Harlequin invested in hotels and resorts being built in the Caribbean, but only 300 properties were built out of a planned 6,000. Investors had to transfer their pensions into a self-invested personal pension (SIPP) in order to facilitate the investment into the scheme.
“Scapegoats”
In 2009, a client had been advised by Regency to transfer his three pension policies – which had a combined value of nearly £57,000 – into the SIPP. The Ombudsman said the firm had not considered the risks of the underlying investment, and said the SIPP charges were higher than the scheme and therefore “likely to leave Mr A worse off in retirement”.
However, Regency did not agree with the findings and said IFAs were being used as scapegoats.
“Harlequin have been brought to their knees, by fraud, malicious actions by third parties, leaked ‘mis-information’ and a campaign of terror by a firm of solicitors,” it said.
“Insufficient information”
In the CIB case, the FOS said the firm had failed to present Harlequin Property “in an impartial manner but rather an attractive investment, thereby potentially misleading Ms E”. It also said “Ms E” had been given insufficient information about the potential risks of the transaction, which meant she was unable to make an informed decision.

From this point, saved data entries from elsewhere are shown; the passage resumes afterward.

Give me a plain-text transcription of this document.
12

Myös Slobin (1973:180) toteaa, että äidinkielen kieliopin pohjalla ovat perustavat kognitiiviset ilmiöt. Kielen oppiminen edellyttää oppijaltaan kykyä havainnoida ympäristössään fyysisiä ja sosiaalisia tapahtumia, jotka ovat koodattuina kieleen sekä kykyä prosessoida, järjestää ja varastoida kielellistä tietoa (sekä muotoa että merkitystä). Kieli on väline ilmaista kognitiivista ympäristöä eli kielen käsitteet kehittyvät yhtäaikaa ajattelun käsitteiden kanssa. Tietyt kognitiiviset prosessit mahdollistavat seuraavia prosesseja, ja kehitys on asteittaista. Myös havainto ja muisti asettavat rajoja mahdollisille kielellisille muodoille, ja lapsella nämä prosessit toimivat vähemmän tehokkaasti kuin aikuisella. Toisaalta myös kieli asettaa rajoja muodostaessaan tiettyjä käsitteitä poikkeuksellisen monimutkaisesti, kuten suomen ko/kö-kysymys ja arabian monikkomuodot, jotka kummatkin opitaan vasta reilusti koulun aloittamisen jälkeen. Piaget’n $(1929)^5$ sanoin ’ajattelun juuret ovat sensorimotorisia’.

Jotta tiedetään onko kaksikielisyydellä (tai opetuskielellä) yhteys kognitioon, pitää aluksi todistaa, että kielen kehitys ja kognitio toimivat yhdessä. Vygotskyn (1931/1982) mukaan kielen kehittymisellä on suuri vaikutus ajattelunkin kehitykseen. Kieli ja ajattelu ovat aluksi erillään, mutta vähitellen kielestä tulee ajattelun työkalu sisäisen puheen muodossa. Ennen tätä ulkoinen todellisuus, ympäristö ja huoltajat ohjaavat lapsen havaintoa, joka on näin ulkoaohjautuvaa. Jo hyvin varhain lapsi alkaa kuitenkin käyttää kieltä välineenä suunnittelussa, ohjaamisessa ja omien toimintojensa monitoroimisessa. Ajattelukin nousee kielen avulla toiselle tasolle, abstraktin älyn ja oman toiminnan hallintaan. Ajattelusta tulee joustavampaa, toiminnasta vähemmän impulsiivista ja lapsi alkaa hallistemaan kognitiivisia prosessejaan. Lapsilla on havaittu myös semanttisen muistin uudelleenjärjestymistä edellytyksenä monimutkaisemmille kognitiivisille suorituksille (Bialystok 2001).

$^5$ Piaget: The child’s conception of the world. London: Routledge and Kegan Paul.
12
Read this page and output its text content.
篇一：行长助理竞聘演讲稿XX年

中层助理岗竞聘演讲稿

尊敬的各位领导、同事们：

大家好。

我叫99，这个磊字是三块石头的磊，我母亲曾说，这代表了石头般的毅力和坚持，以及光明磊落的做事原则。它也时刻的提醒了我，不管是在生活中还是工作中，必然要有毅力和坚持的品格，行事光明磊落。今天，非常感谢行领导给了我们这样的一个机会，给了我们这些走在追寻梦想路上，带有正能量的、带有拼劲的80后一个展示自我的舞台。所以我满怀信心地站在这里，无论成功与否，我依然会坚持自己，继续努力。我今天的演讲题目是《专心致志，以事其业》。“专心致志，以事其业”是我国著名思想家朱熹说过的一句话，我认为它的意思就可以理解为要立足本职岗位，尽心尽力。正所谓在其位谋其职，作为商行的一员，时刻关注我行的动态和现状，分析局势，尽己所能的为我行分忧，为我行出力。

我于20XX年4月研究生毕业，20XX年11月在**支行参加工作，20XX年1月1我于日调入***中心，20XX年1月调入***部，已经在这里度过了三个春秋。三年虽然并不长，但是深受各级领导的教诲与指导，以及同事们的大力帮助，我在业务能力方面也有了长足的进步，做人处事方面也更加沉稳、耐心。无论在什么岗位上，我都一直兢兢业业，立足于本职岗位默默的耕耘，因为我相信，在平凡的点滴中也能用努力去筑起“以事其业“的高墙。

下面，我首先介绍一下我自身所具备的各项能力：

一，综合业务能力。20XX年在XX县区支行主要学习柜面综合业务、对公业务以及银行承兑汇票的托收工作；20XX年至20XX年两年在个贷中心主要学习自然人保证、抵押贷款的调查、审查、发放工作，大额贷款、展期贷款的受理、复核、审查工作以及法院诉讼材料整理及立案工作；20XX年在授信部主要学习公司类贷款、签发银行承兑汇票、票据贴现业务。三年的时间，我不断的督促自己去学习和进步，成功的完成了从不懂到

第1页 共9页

CIB disagreed and said it was not responsible for its client’s investment choice and said she was “correctly documented, assessed and – due to her membership at an investment club – was treated as a professional”. The FOS disputed this, saying Ms E should have been categorised as a retail client which meant she warranted more protection.
“Difficult to understand”
The FOS ruled that Kingswood had also failed to consider whether the proposed investment was suitable for two of its clients, who then went on to lose their entire pension pot through the scheme.
“It is difficult to understand how investing all of Mr W’s and Ms G’s pension funds in one unregulated overseas property development could be suitable for either of them,” said the Ombudsman.
These four decisions are the latest to be made on a string of cases involving Harlequin.
Clients were awarded between £300 and £500 in compensation for the distress caused through the loss of their pension funds; this is on top of their overall compensation, which is calculated individually based on the value of their investment.
The Financial Services Compensation Scheme (FSCS) announced in February that clients who were advised to move pension funds into SIPPs can now claim compensation for the total amount of their investment.